Quando eu estava em áreas povoadas, a média era de uma interação por dia com as autoridades. Todas as ramificações: Patrulha da Fronteira, xerifes, a patrulha estadual do Texas, várias interações com todos eles. O que achei interessante é que há pouca comunicação entre as agências. A Patrulha da Fronteira divide tudo em setores, e pode ter 150 ou mais quilômetros entre os setores. Eu chegava num novo setor e dez minutos depois, a Patrulha da Fronteira aparecia e dizia “Quem é você e onde você está indo?” E eu tinha que contar toda a história. Dez minutos mais tarde, eu tinha que contar tudo de novo para outro agente. Às vezes isso acontecia três ou quatro vezes num período curto, só depois alguém avisava todo mundo — acho que por rádio. Nos próximos 120, 160 quilômetros, eu via dezenas de patrulheiros, mas eles só acenavam porque já sabiam quem eu era. Mas chegando no próximo setor a história começava de novo, porque não há comunicação entre os setores. No geral, fiquei muito impressionado com minhas interações com as agências da lei pelo caminho.

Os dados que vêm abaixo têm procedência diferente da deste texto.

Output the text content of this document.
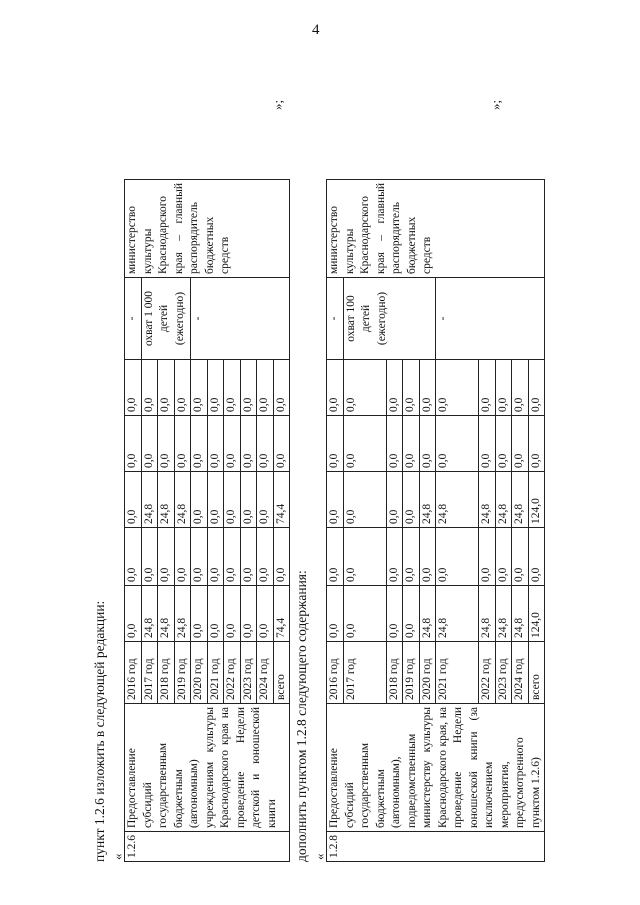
4
пункт 1.2.6 изложить в следующей редакции: « 1.2.6	Предоставление субсидий государственным бюджетным (автономным) учреждениям культуры Краснодарского края на проведение Недели детской и юношеской книги	2016 год	0,0	0,0	0,0	0,0	0,0	-	министерство культуры Краснодарского края – главный распорядитель бюджетных средств
		2017 год	24,8	0,0	24,8	0,0	0,0	охват 1 000 детей (ежегодно)	
		2018 год	24,8	0,0	24,8	0,0	0,0		
		2019 год	24,8	0,0	24,8	0,0	0,0		
		2020 год	0,0	0,0	0,0	0,0	0,0	-	
		2021 год	0,0	0,0	0,0	0,0	0,0		
		2022 год	0,0	0,0	0,0	0,0	0,0		
		2023 год	0,0	0,0	0,0	0,0	0,0		
		2024 год	0,0	0,0	0,0	0,0	0,0		
		всего	74,4	0,0	74,4	0,0	0,0		
»;
дополнить пунктом 1.2.8 следующего содержания: « 1.2.8	Предоставление субсидий государственным бюджетным (автономным), подведомственным министерству культуры Краснодарского края, на проведение Недели юношеской книги (за исключением мероприятия, предусмотренного пунктом 1.2.6)	2016 год	0,0	0,0	0,0	0,0	0,0	-	министерство культуры Краснодарского края – главный распорядитель бюджетных средств
		2017 год	0,0	0,0	0,0	0,0	0,0	охват 100 детей (ежегодно)	
		2018 год	0,0	0,0	0,0	0,0	0,0		
		2019 год	0,0	0,0	0,0	0,0	0,0		
		2020 год	24,8	0,0	24,8	0,0	0,0		
		2021 год	24,8	0,0	24,8	0,0	0,0	-	
		2022 год	24,8	0,0	24,8	0,0	0,0		
		2023 год	24,8	0,0	24,8	0,0	0,0		
		2024 год	24,8	0,0	24,8	0,0	0,0		
		всего	124,0	0,0	124,0	0,0	0,0		
»;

O que você espera para a segunda metade do caminho? Vai ser mais difícil?
A área é muito mais remota, e o território é mais montanhoso. Passei algum tempo nas montanhas em Quitman Pass, mas esse trecho é muito mais remoto, muito mais montanhoso. Vou estar em altitudes maiores nos meses de inverno. Em todos os aspectos, vai ser mais difícil.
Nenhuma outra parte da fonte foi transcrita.